Naira Senna, no entanto, apresenta como solução a ideia de que o grupo busque atendimento com profissionais femininas, a fim de evitar constrangimentos durante as consultas. “Na ginecologia costumo defender a bandeira de que mulheres devem atender outras mulheres. Um homem pode ser impecável tecnicamente, mas nunca terá a real dimensão dos tabus que nos circundam. Acredito que mulheres podem ser mais empáticas na ginecologia”, avalia.
Dani Botaro aponta que o acolhimento, a forma em que o profissional lida com a sexualidade dessas mulheres e até mesmo a abordagem durante entrevistas devem ser pensadas de forma não-constrangedora. “Entender que tudo isso está conetado com a saúde da mulher lésbica é importante”, ressalta.
A ginecologista Naíra pondera ainda que o constrangimento pode residir na forma como se questiona ou reage a determinada informação. A médica recomenda, em caso de violência ou discriminação, que a paciente faça uma denúncia contra o profissional e pesquise outro médico para se consultar.
“Todas podem se sentir constrangidas mediante algum comentário ou abordagem. Mais importante do que reportar ao CRM ou CFM é procurar um profissional que a acolha, esclareça suas dúvidas e cuide da sua saúde com o zelo e esmero que você merece”, finaliza.
Como se prevenir sem tabus
De acordo com o artigo ‘Guia do Sexo Lésbico’, a prevenção começa com os exames periódicos e idas ao ginecologista. Outras dicas podem ser facilmente adotadas, como evitar o contato com sangue menstrual e lesões genitais visíveis, a fim de evitar a transmissão de ISTs.

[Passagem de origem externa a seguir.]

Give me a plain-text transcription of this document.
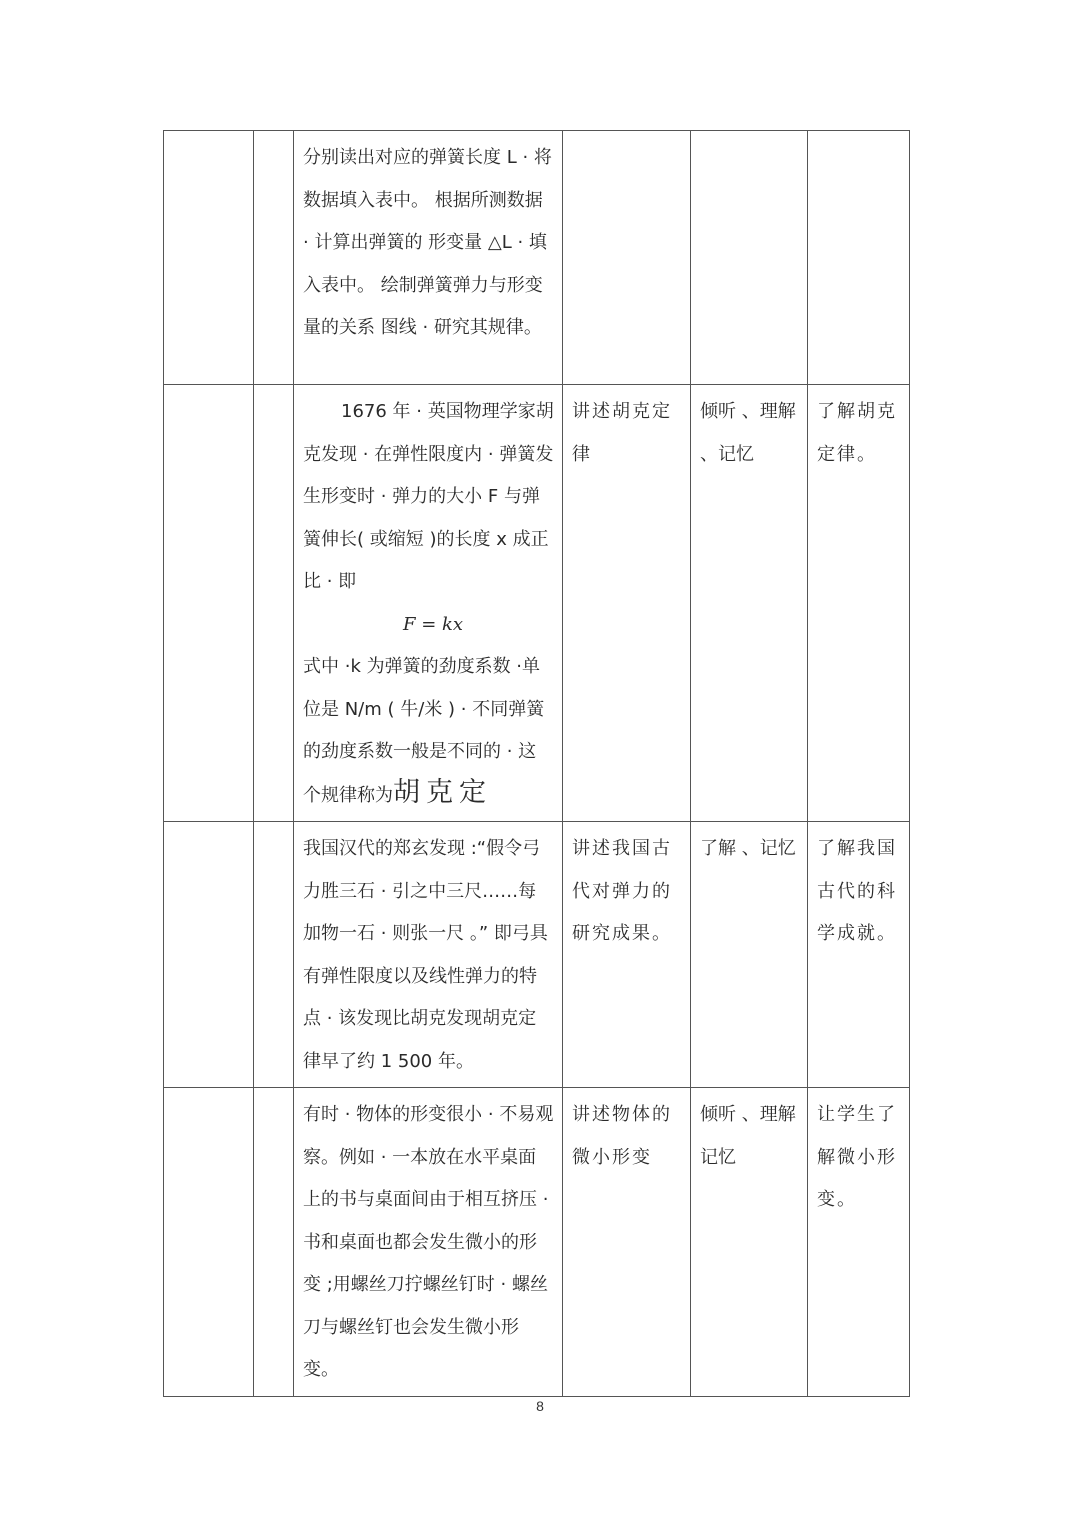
		分别读出对应的弹簧长度 L · 将数据填入表中。 根据所测数据 · 计算出弹簧的 形变量 △L · 填入表中。 绘制弹簧弹力与形变量的关系 图线 · 研究其规律。			

		1676 年 · 英国物理学家胡克发现 · 在弹性限度内 · 弹簧发生形变时 · 弹力的大小 F 与弹簧伸长( 或缩短 )的长度 x 成正比 · 即
F = kx
式中 ·k 为弹簧的劲度系数 ·单位是 N/m ( 牛/米 ) · 不同弹簧的劲度系数一般是不同的 · 这个规律称为胡克定	讲述胡克定律	倾听 、理解 、记忆	了解胡克定律。
		我国汉代的郑玄发现 :“假令弓力胜三石 · 引之中三尺……每加物一石 · 则张一尺 。” 即弓具有弹性限度以及线性弹力的特点 · 该发现比胡克发现胡克定律早了约 1 500 年。	讲述我国古代对弹力的研究成果。	了解 、记忆	了解我国古代的科学成就。
		有时 · 物体的形变很小 · 不易观察。例如 · 一本放在水平桌面上的书与桌面间由于相互挤压 · 书和桌面也都会发生微小的形变 ;用螺丝刀拧螺丝钉时 · 螺丝刀与螺丝钉也会发生微小形变。	讲述物体的微小形变	倾听 、理解 记忆	让学生了解微小形变。
8
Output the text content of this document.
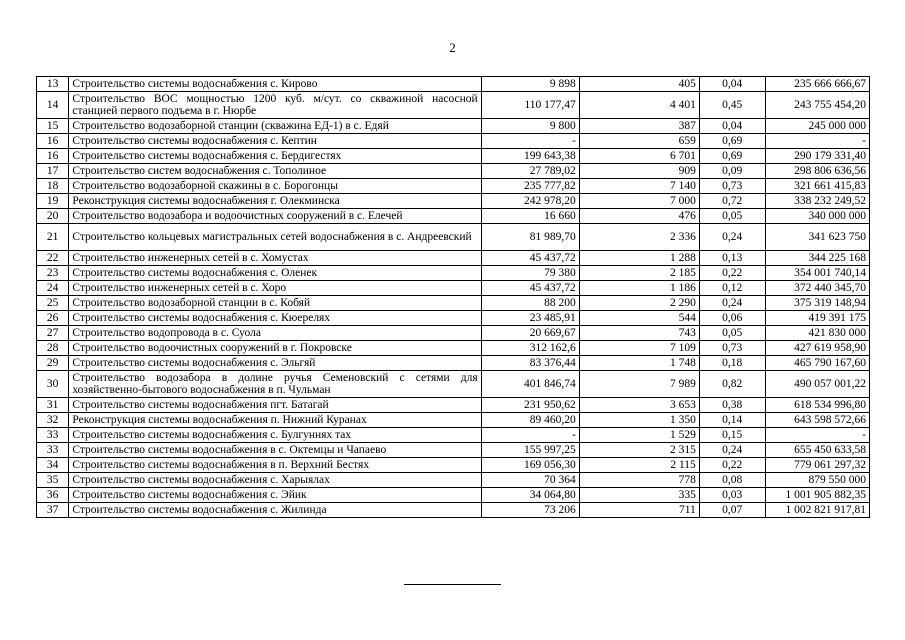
2
13	Строительство системы водоснабжения с. Кирово	9 898	405	0,04	235 666 666,67
14	Строительство ВОС мощностью 1200 куб. м/сут. со скважиной насосной станцией первого подъема в г. Нюрбе	110 177,47	4 401	0,45	243 755 454,20
15	Строительство водозаборной станции (скважина ЕД-1) в с. Едяй	9 800	387	0,04	245 000 000
16	Строительство системы водоснабжения с. Кептин	-	659	0,69	-
16	Строительство системы водоснабжения с. Бердигестях	199 643,38	6 701	0,69	290 179 331,40
17	Строительство систем водоснабжения с. Тополиное	27 789,02	909	0,09	298 806 636,56
18	Строительство водозаборной скажины в с. Борогонцы	235 777,82	7 140	0,73	321 661 415,83
19	Реконструкция системы водоснабжения г. Олекминска	242 978,20	7 000	0,72	338 232 249,52
20	Строительство водозабора и водоочистных сооружений в с. Елечей	16 660	476	0,05	340 000 000
21	Строительство кольцевых магистральных сетей водоснабжения в с. Андреевский	81 989,70	2 336	0,24	341 623 750
22	Строительство инженерных сетей в с. Хомустах	45 437,72	1 288	0,13	344 225 168
23	Строительство системы водоснабжения с. Оленек	79 380	2 185	0,22	354 001 740,14
24	Строительство инженерных сетей в с. Хоро	45 437,72	1 186	0,12	372 440 345,70
25	Строительство водозаборной станции в с. Кобяй	88 200	2 290	0,24	375 319 148,94
26	Строительство системы водоснабжения с. Кюерелях	23 485,91	544	0,06	419 391 175
27	Строительство водопровода в с. Суола	20 669,67	743	0,05	421 830 000
28	Строительство водоочистных сооружений в г. Покровске	312 162,6	7 109	0,73	427 619 958,90
29	Строительство системы водоснабжения с. Эльгяй	83 376,44	1 748	0,18	465 790 167,60
30	Строительство водозабора в долине ручья Семеновский с сетями для хозяйственно-бытового водоснабжения в п. Чульман	401 846,74	7 989	0,82	490 057 001,22
31	Строительство системы водоснабжения пгт. Батагай	231 950,62	3 653	0,38	618 534 996,80
32	Реконструкция системы водоснабжения п. Нижний Куранах	89 460,20	1 350	0,14	643 598 572,66
33	Строительство системы водоснабжения с. Булгуннях тах	-	1 529	0,15	-
33	Строительство системы водоснабжения в с. Октемцы и Чапаево	155 997,25	2 315	0,24	655 450 633,58
34	Строительство системы водоснабжения в п. Верхний Бестях	169 056,30	2 115	0,22	779 061 297,32
35	Строительство системы водоснабжения с. Харыялах	70 364	778	0,08	879 550 000
36	Строительство системы водоснабжения с. Эйик	34 064,80	335	0,03	1 001 905 882,35
37	Строительство системы водоснабжения с. Жилинда	73 206	711	0,07	1 002 821 917,81
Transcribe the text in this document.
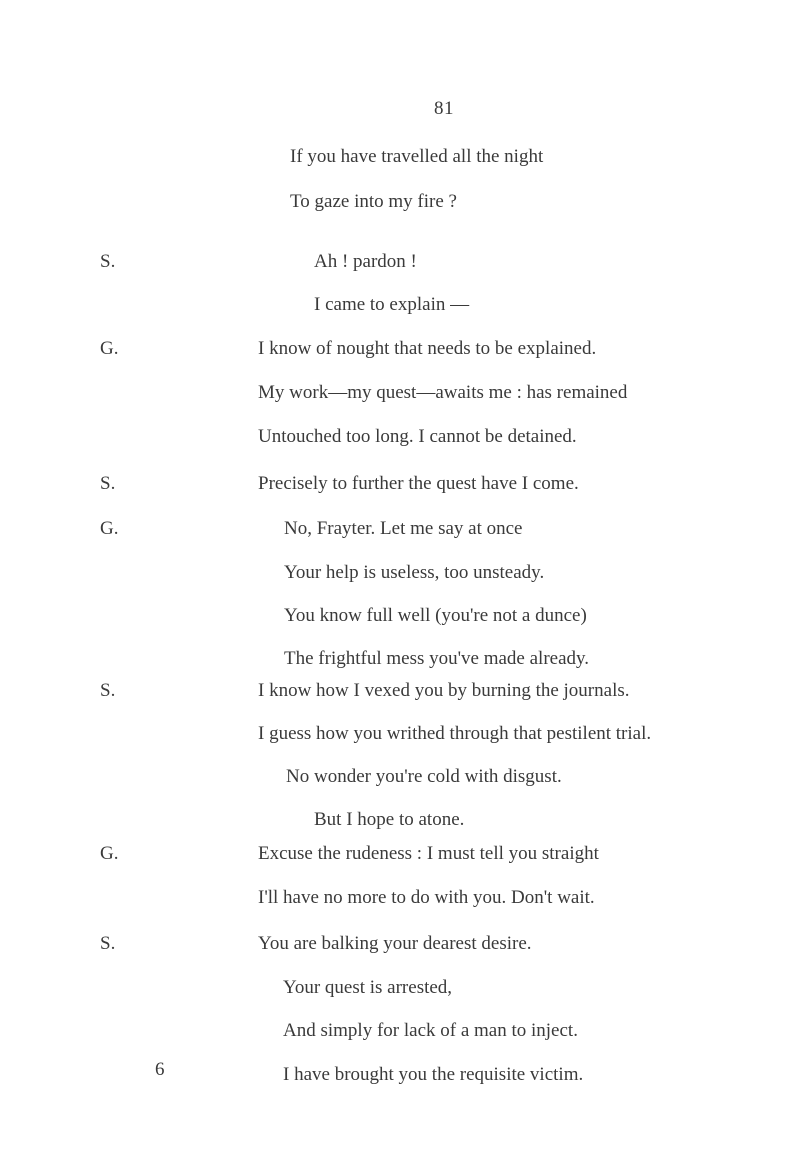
81
S.
G.
S.
G.
S.
G.
S.
If you have travelled all the night
To gaze into my fire ?
Ah ! pardon !
I came to explain —
I know of nought that needs to be explained.
My work—my quest—awaits me : has remained
Untouched too long. I cannot be detained.
Precisely to further the quest have I come.
No, Frayter. Let me say at once
Your help is useless, too unsteady.
You know full well (you're not a dunce)
The frightful mess you've made already.
I know how I vexed you by burning the journals.
I guess how you writhed through that pestilent trial.
No wonder you're cold with disgust.
But I hope to atone.
Excuse the rudeness : I must tell you straight
I'll have no more to do with you. Don't wait.
You are balking your dearest desire.
Your quest is arrested,
And simply for lack of a man to inject.
I have brought you the requisite victim.
6
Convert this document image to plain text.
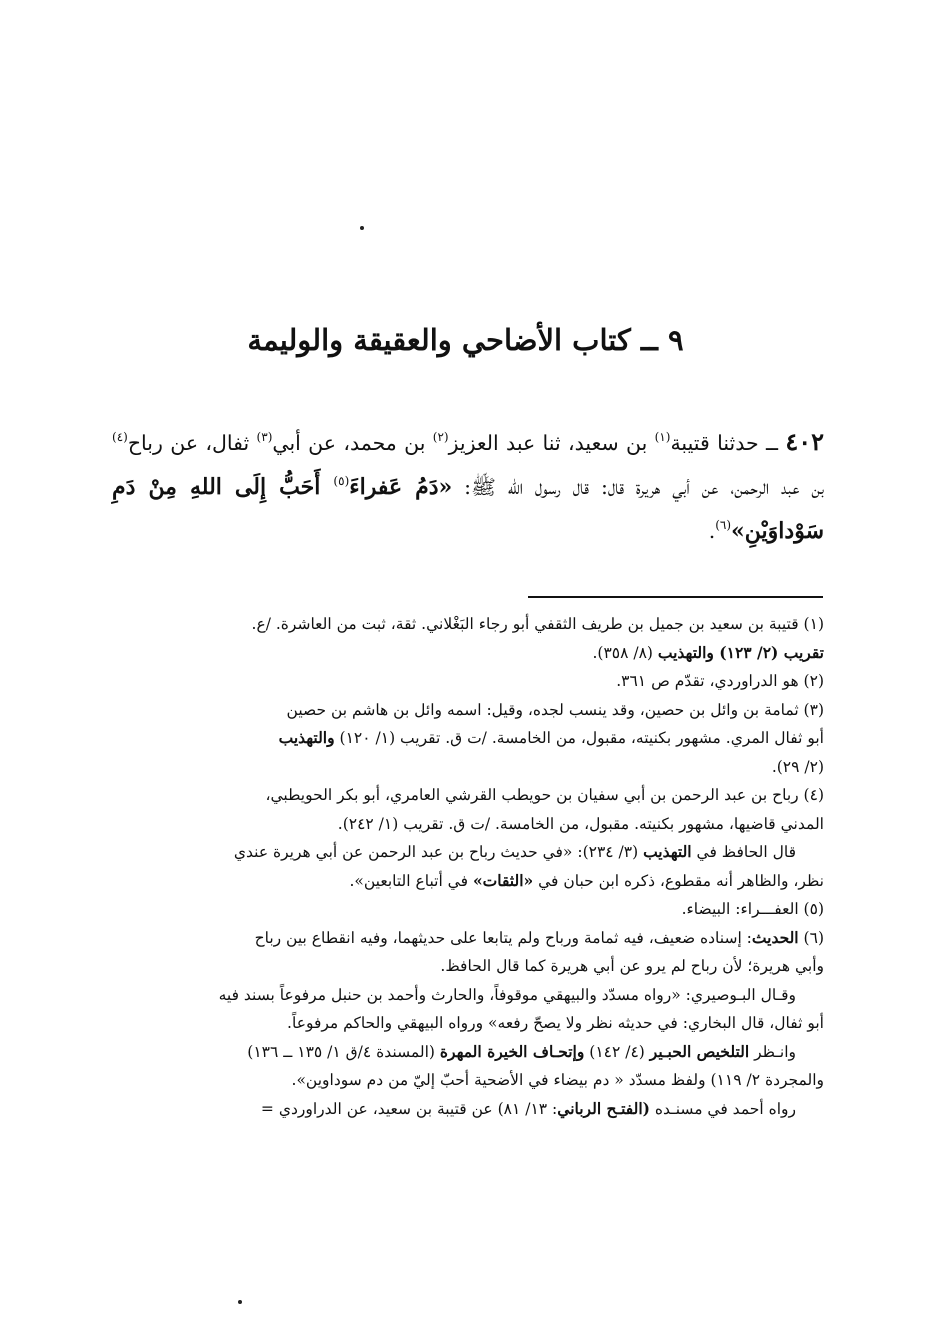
٩ ــ كتاب الأضاحي والعقيقة والوليمة
٤٠٢ ــ حدثنا قتيبة$^{(١)}$ بن سعيد، ثنا عبد العزيز$^{(٢)}$ بن محمد، عن أبي$^{(٣)}$ ثفال، عن رباح$^{(٤)}$ بن عبد الرحمن، عن أبي هريرة قال: قال رسول الله ﷺ: «دَمُ عَفراءَ$^{(٥)}$ أَحَبُّ إِلَى اللهِ مِنْ دَمِ سَوْداوَيْنِ»$^{(٦)}$.

(١) قتيبة بن سعيد بن جميل بن طريف الثقفي أبو رجاء البَغْلاني. ثقة، ثبت من العاشرة. /ع.

تقريب (٢/ ١٢٣) والتهذيب (٨/ ٣٥٨).

(٢) هو الدراوردي، تقدّم ص ٣٦١.

(٣) ثمامة بن وائل بن حصين، وقد ينسب لجده، وقيل: اسمه وائل بن هاشم بن حصين

أبو ثفال المري. مشهور بكنيته، مقبول، من الخامسة. /ت ق. تقريب (١/ ١٢٠) والتهذيب

(٢/ ٢٩).

(٤) رباح بن عبد الرحمن بن أبي سفيان بن حويطب القرشي العامري، أبو بكر الحويطبي،

المدني قاضيها، مشهور بكنيته. مقبول، من الخامسة. /ت ق. تقريب (١/ ٢٤٢).

قال الحافظ في التهذيب (٣/ ٢٣٤): «في حديث رباح بن عبد الرحمن عن أبي هريرة عندي

نظر، والظاهر أنه مقطوع، ذكره ابن حبان في «الثقات» في أتباع التابعين».

(٥) العفـــراء: البيضاء.

(٦) الحديث: إسناده ضعيف، فيه ثمامة ورباح ولم يتابعا على حديثهما، وفيه انقطاع بين رباح

وأبي هريرة؛ لأن رباح لم يرو عن أبي هريرة كما قال الحافظ.

وقـال البـوصيري: «رواه مسدّد والبيهقي موقوفاً، والحارث وأحمد بن حنبل مرفوعاً بسند فيه

أبو ثفال، قال البخاري: في حديثه نظر ولا يصحّ رفعه» ورواه البيهقي والحاكم مرفوعاً.

وانـظر التلخيص الحبـير (٤/ ١٤٢) وإتحـاف الخيرة المهرة (المسندة ٤/ق ١/ ١٣٥ ــ ١٣٦)

والمجردة ٢/ ١١٩) ولفظ مسدّد « دم بيضاء في الأضحية أحبّ إليّ من دم سوداوين».

رواه أحمد في مسنـده (الفتـح الرباني: ١٣/ ٨١) عن قتيبة بن سعيد، عن الدراوردي =
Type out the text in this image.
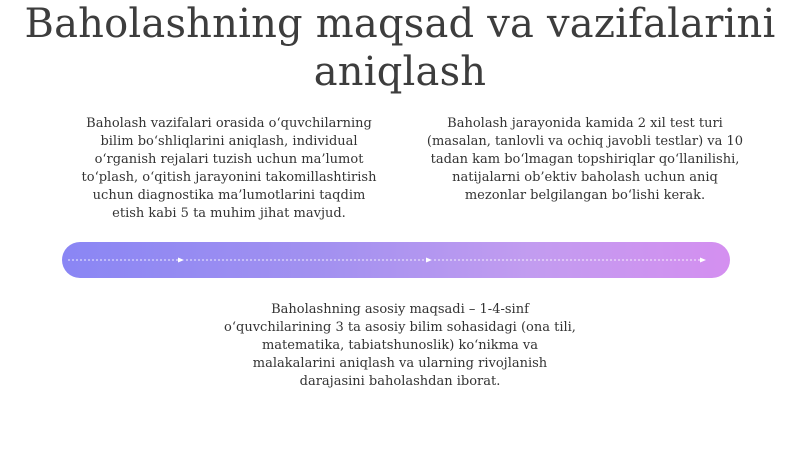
Baholashning maqsad va vazifalarini aniqlash
Baholash vazifalari orasida o‘quvchilarning bilim bo‘shliqlarini aniqlash, individual o‘rganish rejalari tuzish uchun ma’lumot to‘plash, o‘qitish jarayonini takomillashtirish uchun diagnostika ma’lumotlarini taqdim etish kabi 5 ta muhim jihat mavjud.
Baholash jarayonida kamida 2 xil test turi (masalan, tanlovli va ochiq javobli testlar) va 10 tadan kam bo‘lmagan topshiriqlar qo‘llanilishi, natijalarni ob’ektiv baholash uchun aniq mezonlar belgilangan bo‘lishi kerak.
Baholashning asosiy maqsadi – 1-4-sinf o‘quvchilarining 3 ta asosiy bilim sohasidagi (ona tili, matematika, tabiatshunoslik) ko‘nikma va malakalarini aniqlash va ularning rivojlanish darajasini baholashdan iborat.
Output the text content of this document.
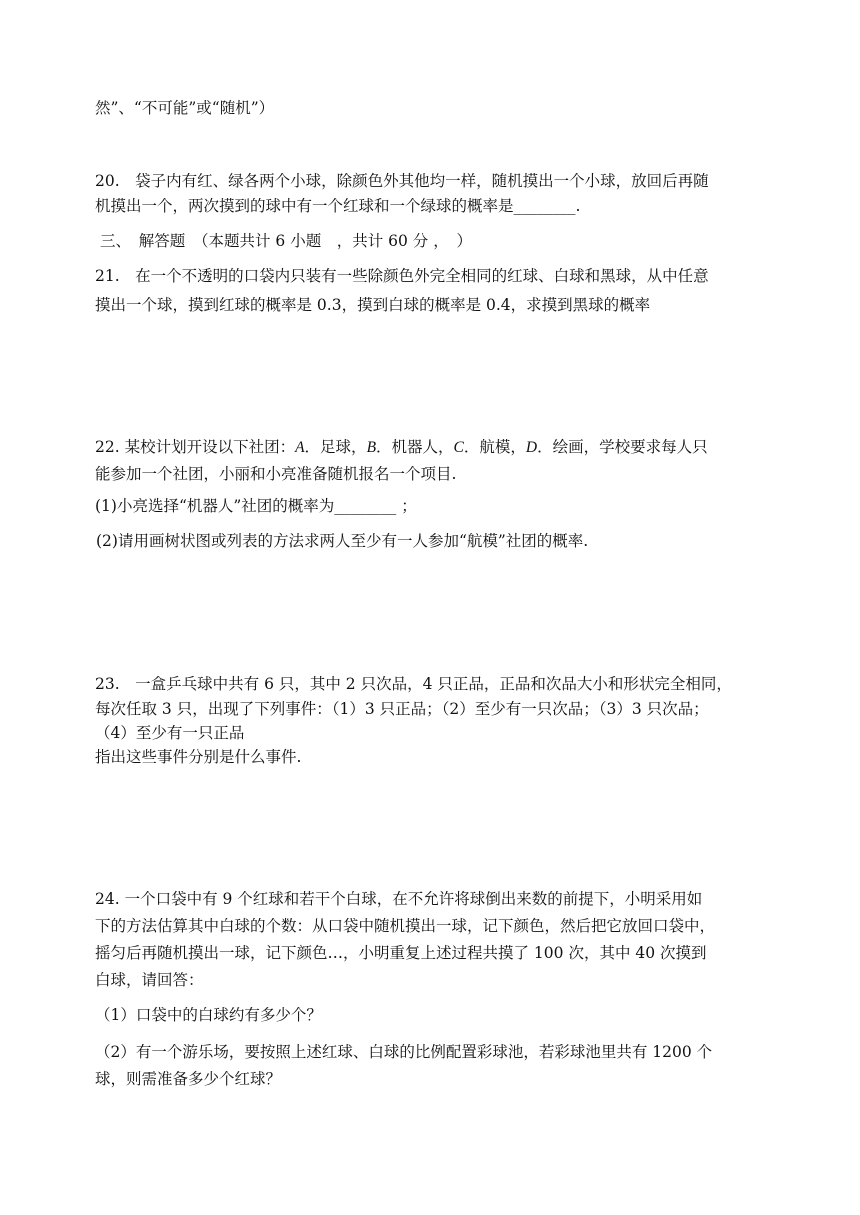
然”、“不可能”或“随机”）
20.　袋子内有红、绿各两个小球，除颜色外其他均一样，随机摸出一个小球，放回后再随
机摸出一个，两次摸到的球中有一个红球和一个绿球的概率是________.
三、　解答题　（本题共计 6 小题　，共计 60 分 ，　）
21.　在一个不透明的口袋内只装有一些除颜色外完全相同的红球、白球和黑球，从中任意
摸出一个球，摸到红球的概率是 0.3，摸到白球的概率是 0.4，求摸到黑球的概率
22. 某校计划开设以下社团：A．足球，B．机器人，C．航模，D．绘画，学校要求每人只
能参加一个社团，小丽和小亮准备随机报名一个项目.
(1)小亮选择“机器人”社团的概率为________ ；
(2)请用画树状图或列表的方法求两人至少有一人参加“航模”社团的概率.
23.　一盒乒乓球中共有 6 只，其中 2 只次品，4 只正品，正品和次品大小和形状完全相同，
每次任取 3 只，出现了下列事件：（1）3 只正品；（2）至少有一只次品；（3）3 只次品；
（4）至少有一只正品
指出这些事件分别是什么事件.
24. 一个口袋中有 9 个红球和若干个白球，在不允许将球倒出来数的前提下，小明采用如
下的方法估算其中白球的个数：从口袋中随机摸出一球，记下颜色，然后把它放回口袋中，
摇匀后再随机摸出一球，记下颜色…，小明重复上述过程共摸了 100 次，其中 40 次摸到
白球，请回答：
（1）口袋中的白球约有多少个？
（2）有一个游乐场，要按照上述红球、白球的比例配置彩球池，若彩球池里共有 1200 个
球，则需准备多少个红球？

Durante a penetração com dedos ou brinquedos, os famosos ‘sex toys’, é recomendado sempre lavar as mãos antes das relações e ter as unhas cortadas e limpas. O brinquedo deve ser usado com camisinha e não alterar entre vulvas e ânus sem antes trocar o preservativo. Para o dedo, é possível usar luvas. Atualmente, existem no mercado capas para dedo feitas de látex.
O ‘sex toy’, após e antes do uso, deve ser lavado com água e sabão. Quando compartilhado entre mais de uma pessoa, deve-se fervê-lo ou esterilizá-lo, principalmente os de uso anal. Lubrificantes à base de água também são uma boa pedida, pois não alteram o pH vaginal. Para o sexo oral, ainda não há opções no mercado adequadas para a prática.
As prevenções citadas no guia servem tanto para mulheres lésbicas cisgênero, quanto para relações entre uma mulher e um homem trans, ou vice versa.